Many pelagic animal species in the marine environment and in lakes migrate to deeper water layers before
sunrise and return around sunset. The amplitude of these diel vertical migrations (DVM) varies from several
hundreds of metres in the oceans to approx. 5–20 m in lakes. DVM can be studied from a proximate and
an ultimate point of view. A proximate analysis is intended to reveal the underlying behavioural mechanism
and the factors that cause the daily displacements. The ultimate analysis deals with the adaptive significance
of DVM and the driving forces that were responsible for the selection of the traits essential to the behavioural
mechanism. The freshwater cladoceran Daphnia is the best studied species and results can be used to model
migration behaviour in general. Phototaxis in Daphnia spp., which is defined as a light-oriented swimming
towards (positive phototaxis) or away (negative phototaxis) from a light source, is considered the most
important mechanism basic to DVM. A distinction has been made between primary phototaxis which occurs
when light intensity is constant, and secondary phototaxis which is caused by changes in light intensity. Both
types of reaction are superimposed on normal swimming. This swimming of Daphnia spp. consists of
alternating upwards and downwards displacements over small distances. An internal oscillator seems to be
at the base of these alternations. Primary phototaxis is the result of a dominance of either the upwards or
the downwards oscillator phase, and the direction depends on internal and external factors: for example,
fish-mediated chemicals or kairomones induce a downwards drift. Adverse environmental factors may
produce a persistent primary phototaxis. Rare clones of D. magna have been found that show also persistent
positive or negative primary phototaxis and interbreeding of the two types produces intermediate progeny:
thus a genetic component seems to be involved. Also secondary phototaxis is superimposed on normal
swimming: a continuous increase in light intensity amplifies the downwards oscillator phase and decreases
the upwards phase. A threshold must be succeeded which depends on the rate and the duration of the relative
change in light intensity. The relation between both is given by the stimulus strength versus stimulus duration
curve. An absolute threshold or rheobase exists, defined as the minimum rate of change causing a response
if continued for an infinitely long time. DVM in a lake takes place during a period of 1·5–2 h when light
changes are higher than the rheobase threshold. Accelerations in the rate of relative increase in light intensity
strongly enhance downwards swimming in Daphnia spp. and this enhancement increases with increasing fish
kairomone and food concentration. This phenomenon may represent a ‘decision-making mechanism’ to
realize the adaptive goal of DVM: at high fish predator densities, thus high kairomone concentrations, and
sufficiently high food concentrations, DVM is profitable but not so at low concentrations. Body axis
orientation in Daphnia spp. is controlled with regard to light–dark boundaries or contrasts. Under water,
contrasts are present at the boundaries of the illuminated circular window which results from the maximum
angle of refraction at 48·9° with the normal (Snell's window). Contrasts are fixed by the compound eye and
appropriate turning of the body axis orients the daphnid in an upwards or an obliquely downwards
direction. A predisposition for a positively or negatively phototactic orientation seems to be the result of a
disturbed balance of the two oscillators governing normal swimming.
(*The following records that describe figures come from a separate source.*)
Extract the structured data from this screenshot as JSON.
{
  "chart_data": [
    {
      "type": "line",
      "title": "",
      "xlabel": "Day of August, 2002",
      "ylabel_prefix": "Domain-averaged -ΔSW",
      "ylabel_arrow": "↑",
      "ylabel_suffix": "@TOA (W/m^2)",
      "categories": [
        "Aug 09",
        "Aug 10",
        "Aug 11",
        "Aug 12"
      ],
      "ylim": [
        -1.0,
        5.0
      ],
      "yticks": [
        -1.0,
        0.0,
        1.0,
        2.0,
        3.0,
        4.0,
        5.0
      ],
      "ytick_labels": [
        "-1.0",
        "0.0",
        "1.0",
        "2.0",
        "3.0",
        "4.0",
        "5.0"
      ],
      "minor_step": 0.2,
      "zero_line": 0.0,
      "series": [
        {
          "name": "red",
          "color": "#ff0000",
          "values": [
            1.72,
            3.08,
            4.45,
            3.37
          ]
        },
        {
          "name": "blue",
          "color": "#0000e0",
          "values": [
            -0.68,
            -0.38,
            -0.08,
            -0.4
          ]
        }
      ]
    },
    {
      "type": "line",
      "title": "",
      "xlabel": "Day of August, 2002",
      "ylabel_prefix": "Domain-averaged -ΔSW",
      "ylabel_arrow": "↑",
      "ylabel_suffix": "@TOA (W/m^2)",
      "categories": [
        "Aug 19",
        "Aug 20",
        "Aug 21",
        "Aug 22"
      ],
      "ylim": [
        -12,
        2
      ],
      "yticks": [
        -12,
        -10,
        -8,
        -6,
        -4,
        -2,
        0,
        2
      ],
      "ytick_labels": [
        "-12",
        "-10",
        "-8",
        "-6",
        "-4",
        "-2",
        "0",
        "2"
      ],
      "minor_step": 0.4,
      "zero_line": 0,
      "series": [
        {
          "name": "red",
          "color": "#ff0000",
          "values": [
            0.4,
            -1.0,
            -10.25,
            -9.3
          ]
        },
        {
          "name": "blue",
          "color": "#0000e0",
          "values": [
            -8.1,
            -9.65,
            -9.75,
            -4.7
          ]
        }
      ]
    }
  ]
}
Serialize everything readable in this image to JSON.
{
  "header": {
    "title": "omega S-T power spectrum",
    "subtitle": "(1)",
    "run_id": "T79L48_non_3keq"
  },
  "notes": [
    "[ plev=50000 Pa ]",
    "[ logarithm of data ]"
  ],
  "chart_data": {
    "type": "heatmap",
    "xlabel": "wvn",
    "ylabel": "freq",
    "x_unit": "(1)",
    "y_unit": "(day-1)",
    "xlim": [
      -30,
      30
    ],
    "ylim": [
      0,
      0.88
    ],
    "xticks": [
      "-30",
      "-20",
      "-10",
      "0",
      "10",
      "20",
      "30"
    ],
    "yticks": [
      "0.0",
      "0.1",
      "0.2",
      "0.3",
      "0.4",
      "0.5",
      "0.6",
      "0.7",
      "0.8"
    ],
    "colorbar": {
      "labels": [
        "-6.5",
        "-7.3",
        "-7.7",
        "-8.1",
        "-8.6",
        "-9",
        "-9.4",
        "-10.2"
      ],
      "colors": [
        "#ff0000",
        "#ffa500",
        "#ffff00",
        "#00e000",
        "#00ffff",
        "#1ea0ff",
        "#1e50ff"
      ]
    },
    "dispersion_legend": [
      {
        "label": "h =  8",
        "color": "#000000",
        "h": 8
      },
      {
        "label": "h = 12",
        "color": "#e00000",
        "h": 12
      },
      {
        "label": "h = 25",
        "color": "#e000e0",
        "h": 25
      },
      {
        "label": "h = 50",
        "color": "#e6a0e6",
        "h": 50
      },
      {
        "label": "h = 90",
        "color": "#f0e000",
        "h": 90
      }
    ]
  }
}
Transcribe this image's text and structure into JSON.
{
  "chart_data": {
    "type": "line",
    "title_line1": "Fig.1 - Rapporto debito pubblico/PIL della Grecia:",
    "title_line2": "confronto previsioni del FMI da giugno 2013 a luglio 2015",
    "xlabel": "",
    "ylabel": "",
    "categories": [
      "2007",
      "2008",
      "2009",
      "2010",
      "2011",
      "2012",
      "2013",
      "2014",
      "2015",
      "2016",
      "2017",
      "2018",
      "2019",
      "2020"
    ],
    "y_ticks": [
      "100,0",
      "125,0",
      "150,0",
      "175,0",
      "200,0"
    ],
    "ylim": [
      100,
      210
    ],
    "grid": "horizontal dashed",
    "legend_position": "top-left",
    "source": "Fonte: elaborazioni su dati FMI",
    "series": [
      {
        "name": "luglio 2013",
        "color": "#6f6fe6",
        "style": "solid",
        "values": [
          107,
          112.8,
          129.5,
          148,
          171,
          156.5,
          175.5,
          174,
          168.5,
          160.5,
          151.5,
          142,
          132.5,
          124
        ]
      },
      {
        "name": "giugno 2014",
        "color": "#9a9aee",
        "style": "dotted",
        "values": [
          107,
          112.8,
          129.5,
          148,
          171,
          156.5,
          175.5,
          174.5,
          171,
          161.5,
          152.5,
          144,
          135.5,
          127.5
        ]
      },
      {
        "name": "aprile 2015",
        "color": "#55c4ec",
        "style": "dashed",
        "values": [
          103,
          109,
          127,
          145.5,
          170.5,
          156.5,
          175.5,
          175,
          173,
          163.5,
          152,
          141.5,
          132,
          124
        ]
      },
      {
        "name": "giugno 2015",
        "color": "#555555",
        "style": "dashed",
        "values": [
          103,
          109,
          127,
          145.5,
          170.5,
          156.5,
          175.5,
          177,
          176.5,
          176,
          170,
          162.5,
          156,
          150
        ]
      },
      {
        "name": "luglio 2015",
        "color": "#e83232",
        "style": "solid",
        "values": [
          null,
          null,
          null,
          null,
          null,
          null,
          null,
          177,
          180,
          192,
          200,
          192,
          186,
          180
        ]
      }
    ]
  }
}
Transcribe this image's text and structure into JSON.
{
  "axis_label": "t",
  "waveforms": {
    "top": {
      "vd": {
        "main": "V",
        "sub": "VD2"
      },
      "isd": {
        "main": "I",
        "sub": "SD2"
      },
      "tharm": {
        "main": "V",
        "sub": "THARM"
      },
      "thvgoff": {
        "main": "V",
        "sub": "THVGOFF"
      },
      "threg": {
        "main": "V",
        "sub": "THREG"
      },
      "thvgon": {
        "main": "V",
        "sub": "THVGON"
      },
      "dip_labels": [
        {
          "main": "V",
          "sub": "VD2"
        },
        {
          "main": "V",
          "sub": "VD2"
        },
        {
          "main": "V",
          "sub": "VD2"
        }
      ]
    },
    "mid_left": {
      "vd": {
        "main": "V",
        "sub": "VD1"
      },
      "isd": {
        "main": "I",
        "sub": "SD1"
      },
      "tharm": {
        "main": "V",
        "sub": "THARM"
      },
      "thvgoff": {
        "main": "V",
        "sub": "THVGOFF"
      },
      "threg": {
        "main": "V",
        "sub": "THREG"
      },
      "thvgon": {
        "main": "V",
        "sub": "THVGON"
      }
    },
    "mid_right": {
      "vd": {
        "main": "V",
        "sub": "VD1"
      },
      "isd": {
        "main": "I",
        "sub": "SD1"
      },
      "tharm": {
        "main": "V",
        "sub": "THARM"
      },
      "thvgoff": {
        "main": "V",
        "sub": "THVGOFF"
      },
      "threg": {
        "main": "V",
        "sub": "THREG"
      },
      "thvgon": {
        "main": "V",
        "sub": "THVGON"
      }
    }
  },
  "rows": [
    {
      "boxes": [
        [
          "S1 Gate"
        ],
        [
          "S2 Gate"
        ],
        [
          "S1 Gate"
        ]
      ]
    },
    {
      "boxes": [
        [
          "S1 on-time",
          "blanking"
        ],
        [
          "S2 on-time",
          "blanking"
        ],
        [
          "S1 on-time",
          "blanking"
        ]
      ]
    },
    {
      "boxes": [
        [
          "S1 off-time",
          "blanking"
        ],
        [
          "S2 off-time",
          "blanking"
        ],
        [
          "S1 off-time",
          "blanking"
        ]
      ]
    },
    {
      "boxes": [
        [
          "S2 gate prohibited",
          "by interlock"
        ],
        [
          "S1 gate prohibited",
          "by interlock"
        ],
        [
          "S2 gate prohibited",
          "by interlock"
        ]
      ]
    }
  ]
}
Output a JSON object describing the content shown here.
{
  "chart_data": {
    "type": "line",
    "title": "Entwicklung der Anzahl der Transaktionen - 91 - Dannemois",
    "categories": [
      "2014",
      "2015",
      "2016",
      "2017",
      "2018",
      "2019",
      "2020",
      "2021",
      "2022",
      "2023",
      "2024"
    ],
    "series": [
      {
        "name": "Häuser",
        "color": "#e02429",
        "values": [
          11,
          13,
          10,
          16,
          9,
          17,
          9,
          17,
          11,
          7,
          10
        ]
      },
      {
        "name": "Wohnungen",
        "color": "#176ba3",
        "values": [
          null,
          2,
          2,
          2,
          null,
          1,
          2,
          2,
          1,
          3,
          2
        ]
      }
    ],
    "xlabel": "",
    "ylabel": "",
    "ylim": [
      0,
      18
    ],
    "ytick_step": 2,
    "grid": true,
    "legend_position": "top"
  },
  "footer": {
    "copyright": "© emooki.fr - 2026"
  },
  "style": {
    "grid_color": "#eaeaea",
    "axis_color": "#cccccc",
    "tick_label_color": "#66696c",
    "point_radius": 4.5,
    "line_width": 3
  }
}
Some investigators have tried to study DVM at a laboratory scale during a 24 h cycle. To imitate nature,
properties of a natural water column, such as a large temperature gradient, were compressed into a few cm.
With appropriate light intensity changes, vertical distributions looking like DVM were obtained. The results
can be explained by phototactic reactions and the artificial nature of the compressed environmental factors
but do not compare with DVM in the field.
A mechanistic model of DVM based on phototaxis is presented. Both, primary and secondary phototaxis
is considered an extension of normal swimming. Using the light intensity changes of dawn and the differential
enhancement of kairomones and food concentrations, amplitudes of DVM could be simulated comparable
to those in a lake.
The most important adaptive significance of DVM is avoidance of visual predators such as juvenile fish.
However, in the absence of fish kairomones, small-scale DVMs are often present, which were probably
evolved for UV-protection, and are realized by not enhanced phototaxis. In addition, the ‘decision-making
mechanism’ was probably evolved as based on the enhanced phototactic reaction to accelerations in the rate
of relative changes in light intensity and the presence of fish kairomones.